In this embodiment, for a sample image in a sample image set, if a position and an attribute of a target in the sample image are labeled at the same time, the execution subject may train the multi-task detection model by using the sample image as an input and using the labeled position and the labeled target attribute of the target in the sample image as an output.

Generally, a sample image can be used as the input of the position detection branch network and the attribute prediction branch network at the same time, the labeling position of a target in the sample image can be used as the output of the position detection branch network, the labeling attribute of the target in the sample image can be used as the output of the attribute prediction branch network, and the multi-task detection model is trained under supervision.

In the training stage of the multi-task detection model, if a large number of images with uniform formats suitable for both position detection training and attribute prediction training are collected, positions and attributes of targets in the images are usually labeled at the same time to obtain a sample image set. At this time, the execution subject may train the position detection branch network and the attribute prediction branch network of the multi-task detection model simultaneously by using the sample image set, thereby improving the training efficiency of the multi-task detection model.

Step 403, for a sample image in the sample image set, if the target in the sample image is only labeled with a position, taking the sample image as an input, and taking the labeled position of the target in the sample image as an output, training a position detection branch network in the multi-task detection model.

In this embodiment, for a sample image in a sample image set, if only a position of a target in the sample image is labeled, the execution subject may train a position detection branch network in the multitask detection model by using the sample image as an input and using the labeled position of the target in the sample image as an output.

In general, the sample image may be used as an input of the position detection branch network, and the labeled position of the target in the sample image may be used as an output of the position detection branch network, and there is a supervised training position detection branch network.
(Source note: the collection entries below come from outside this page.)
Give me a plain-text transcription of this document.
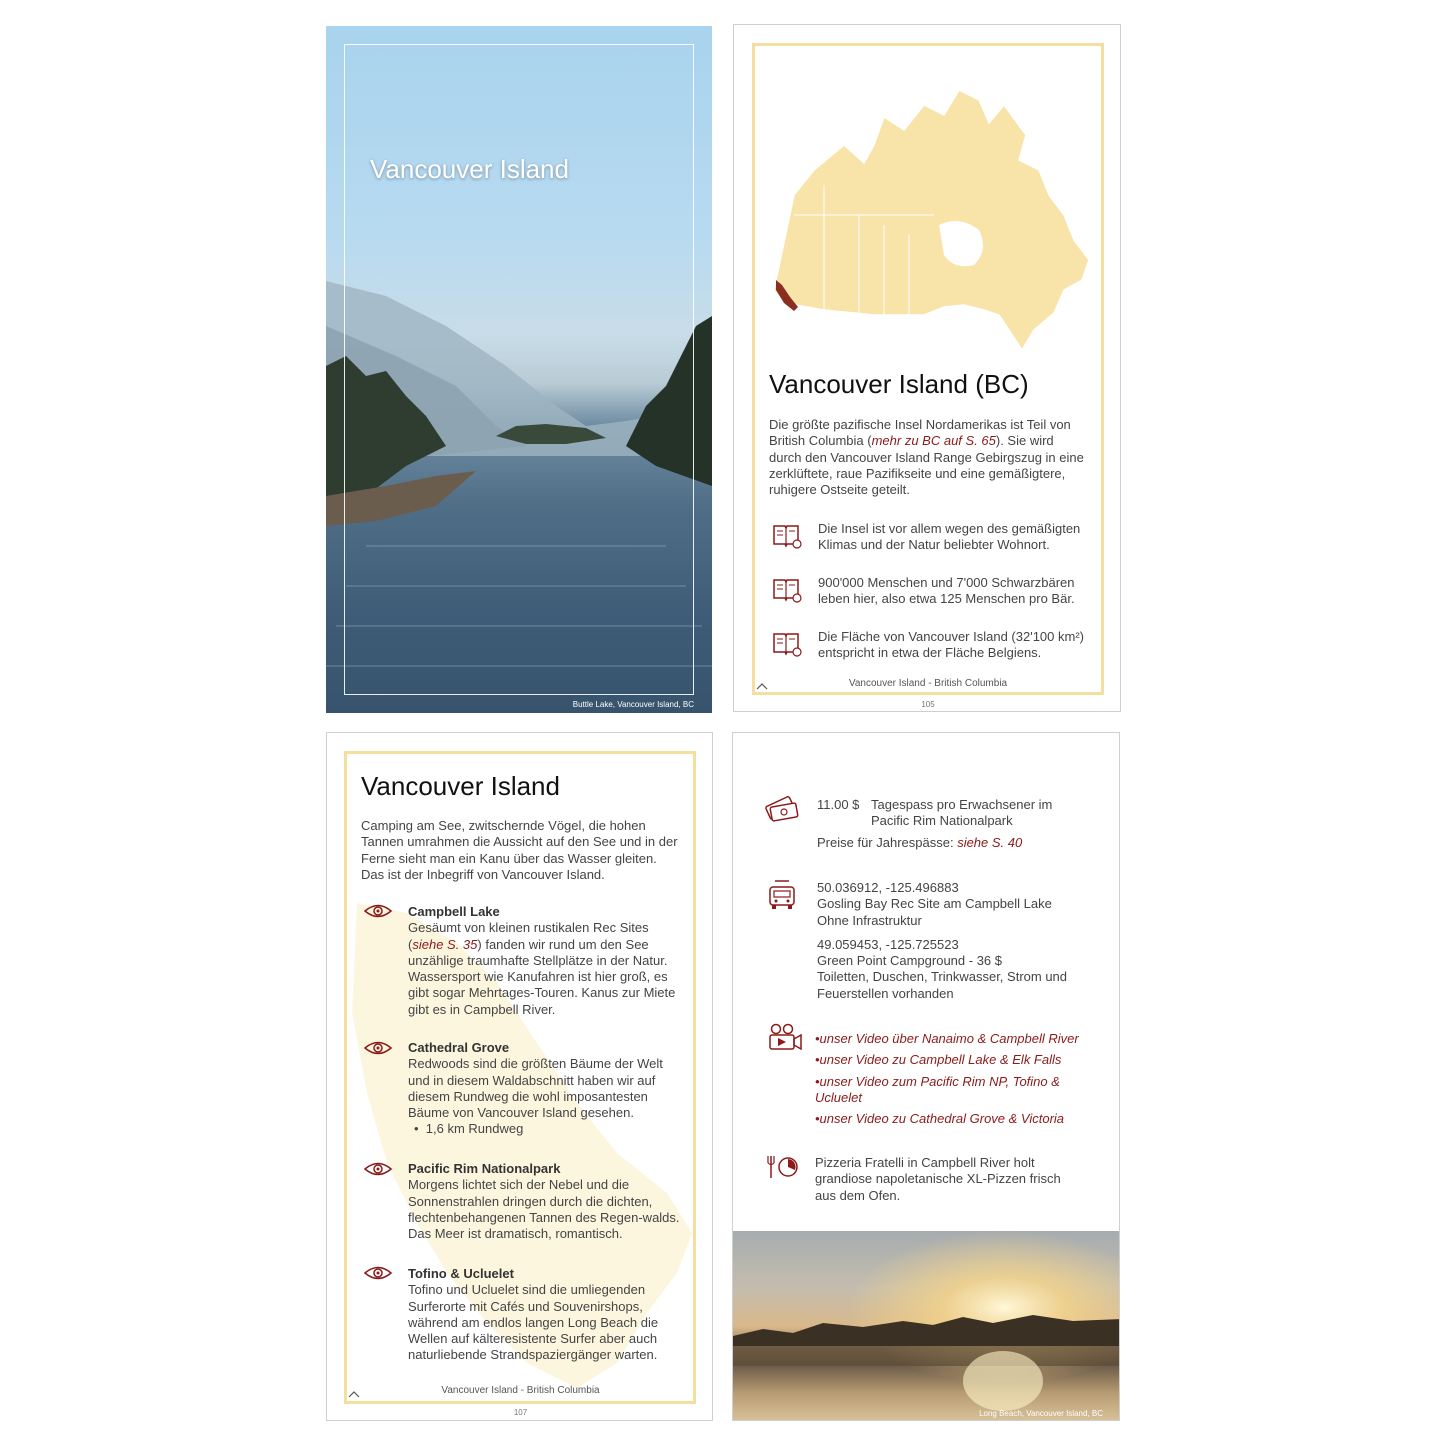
Vancouver Island
Buttle Lake, Vancouver Island, BC
Vancouver Island (BC)
Die größte pazifische Insel Nordamerikas ist Teil von British Columbia (mehr zu BC auf S. 65). Sie wird durch den Vancouver Island Range Gebirgszug in eine zerklüftete, raue Pazifikseite und eine gemäßigtere, ruhigere Ostseite geteilt.
Die Insel ist vor allem wegen des gemäßigten Klimas und der Natur beliebter Wohnort.
900'000 Menschen und 7'000 Schwarzbären leben hier, also etwa 125 Menschen pro Bär.
Die Fläche von Vancouver Island (32'100 km²) entspricht in etwa der Fläche Belgiens.
Vancouver Island - British Columbia
105
Vancouver Island
Camping am See, zwitschernde Vögel, die hohen Tannen umrahmen die Aussicht auf den See und in der Ferne sieht man ein Kanu über das Wasser gleiten. Das ist der Inbegriff von Vancouver Island.
Campbell Lake
Gesäumt von kleinen rustikalen Rec Sites (siehe S. 35) fanden wir rund um den See unzählige traumhafte Stellplätze in der Natur. Wassersport wie Kanufahren ist hier groß, es gibt sogar Mehrtages-Touren. Kanus zur Miete gibt es in Campbell River.
Cathedral Grove
Redwoods sind die größten Bäume der Welt und in diesem Waldabschnitt haben wir auf diesem Rundweg die wohl imposantesten Bäume von Vancouver Island gesehen.
•  1,6 km Rundweg
Pacific Rim Nationalpark
Morgens lichtet sich der Nebel und die Sonnenstrahlen dringen durch die dichten, flechtenbehangenen Tannen des Regen-walds. Das Meer ist dramatisch, romantisch.
Tofino & Ucluelet
Tofino und Ucluelet sind die umliegenden Surferorte mit Cafés und Souvenirshops, während am endlos langen Long Beach die Wellen auf kälteresistente Surfer aber auch naturliebende Strandspaziergänger warten.
Vancouver Island - British Columbia
107
11.00 $ Tagespass pro Erwachsener im Pacific Rim Nationalpark
Preise für Jahrespässe: siehe S. 40
50.036912, -125.496883
Gosling Bay Rec Site am Campbell Lake
Ohne Infrastruktur
49.059453, -125.725523
Green Point Campground - 36 $
Toiletten, Duschen, Trinkwasser, Strom und Feuerstellen vorhanden
•unser Video über Nanaimo & Campbell River
•unser Video zu Campbell Lake & Elk Falls
•unser Video zum Pacific Rim NP, Tofino & Ucluelet
•unser Video zu Cathedral Grove & Victoria
Pizzeria Fratelli in Campbell River holt grandiose napoletanische XL-Pizzen frisch aus dem Ofen.
Long Beach, Vancouver Island, BC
In some embodiments, the location detection branch network may include a location detection network agent, a coordinate branch, and a scoring branch. The execution subject may train the position detection branch network by:

firstly, a sample image is input to a position detection network main body, and the position characteristics of the sample image are obtained.

And then, respectively inputting the position characteristics of the sample image into the coordinate branch and the score branch to obtain the predicted coordinate and the predicted score of the target frame in the sample image.

Then, a position loss function is calculated based on the predicted coordinates and the predicted score of the target frame in the sample image, and the annotated position of the target.

Wherein the position loss function may characterize the difference between the predicted coordinates and the predicted score of the target box and the annotated position of the target.

Finally, parameters of the location detection branch network are adjusted based on the location loss function.

Wherein for each iteration of the training, it is first determined whether the position loss function calculated in that iteration of the training is minimized. If the position loss function is minimized, the convergence of the position detection branch network is shown. If the position loss function is not minimized, it indicates that the position detection branch network has not converged. At this time, the gradient back propagation is performed on the position detection branch network based on the position loss function, the parameters of the position detection branch network are adjusted, and the next round of iterative training is continued.

It should be noted that in the case where only the position detection branch network needs to be trained or upgraded, a large number of images suitable for the position detection training are usually collected. Subsequently, the positions of the targets in the images are labeled, and a sample image set is obtained. At this time, the execution subject can utilize the sample image set to train the position detection branch network of the multi-task detection model independently, so that the independent upgrade of the position detection branch network is realized without influencing the attribute prediction branch network.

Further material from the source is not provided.